Lo so che vi starete chiedendo: ma che ci importa come si chiama e come si pronuncia? Qualcuno ti ha chiesto delle tue avventure passate con le ragazze ceche? È chiedere troppo sapere di cosa si tratta e se potrebbe piacerci? Bene, vado dritto al punto: sono delle polpettine in brodo con sopra un manto di soufflé di ricotta, roba da leccarsi i baffi. Almeno per me è così, ma guarda un po’, le opinioni sono divergenti. Sembra essere universalmente riconosciuto si tratti di un piatto tradizionale messinese di Pasqua, le cui origini risalgono a un paio di secoli fa, ma l’unanimità non va oltre. Sull’elenco esatto degli ingredienti e sul fatto che alla fine dovrebbe essere messo in forno, non si riscontrano veri e propri consensi.

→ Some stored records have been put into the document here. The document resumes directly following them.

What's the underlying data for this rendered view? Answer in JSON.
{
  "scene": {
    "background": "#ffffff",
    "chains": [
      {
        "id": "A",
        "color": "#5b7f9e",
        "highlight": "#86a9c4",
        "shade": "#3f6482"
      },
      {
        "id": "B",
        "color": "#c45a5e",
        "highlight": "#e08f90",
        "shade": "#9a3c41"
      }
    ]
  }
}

A essere sinceri, non sono tutti d’accordo neanche sul fatto che sia commestibile o meno. È una pietanza che divide l’opinione pubblica quasi come il pescestocco. O lo ami o lo odi. Per quanto riguarda me, devo ancora scoprire qualcosa che contenga ricotta per cui non vada matto, quindi non faccio testo. Una versione (molti direbbero l’originale, ma francamente me ne infischio) non prevede la doratura finale in forno, quella che considero il tocco in grado di rendere davvero sublime il piatto.

In realtà, ho anche il sospetto che chi non ama questo piatto abbia assaggiato solo la versione ‘originale’. Siamo onesti, a confronto con delle uova strapazzate mezze cotte in brodo, anche un omogeneizzato sarebbe accattivante. Ma, volete mettere, una crosta dorata in cima a una fondente, soffice ed eterea crema di ricotta? Non ho altro da aggiungere.

Ingredienti per 4 persone:

  • 250g tritato di vitello (sebbene Giuseppe Coria suggerisca di maiale)
  • 400g di ricotta
  • 700 ml di brodo (preferibilmente di pollo)
  • 5 uova
  • un mazzetto di prezzemolo, tritato
  • 3 cucchiai di pecorino grattugiato (o di parmigiano se preferite un sapore meno deciso)
  • 2-3 cucchiai di pangrattato
  • sale, pepe
  1. Amalgamate il tritato con un uovo, assieme a un cucchiaio del formaggio grattugiato, un po’ di prezzemolo, sale, pepe e pangrattato quanto basta per ottenere un composto omogeneo (circa due-tre cucchiai). Formate delle polpettine, grandi quanto una grossa ciliegia.
  2. Riscaldate il forno a 190° C.
  3. Cuocete le polpettine nel brodo già bollente. Sono sufficienti 5-10 minuti.
  4. Nel frattempo, separate i tuorli dagli albumi delle restanti uova e mettete gli albumi da parte.
  5. Mescolate i tuorli con la ricotta, il formaggio rimasto, altro prezzemolo e un pizzico di sale e pepe.
  6. Montate a neve ferma gli albumi e incorporateli delicatamente al composto di ricotta.
  7. Trasferite le polpettine con un po’ di brodo in quattro cocotte di coccio e distribuite sopra il composto, ricoprendo tutta la superficie.
  8. Passate le cocotte in forno per dieci minuti, fino a doratura, e quindi servite subito.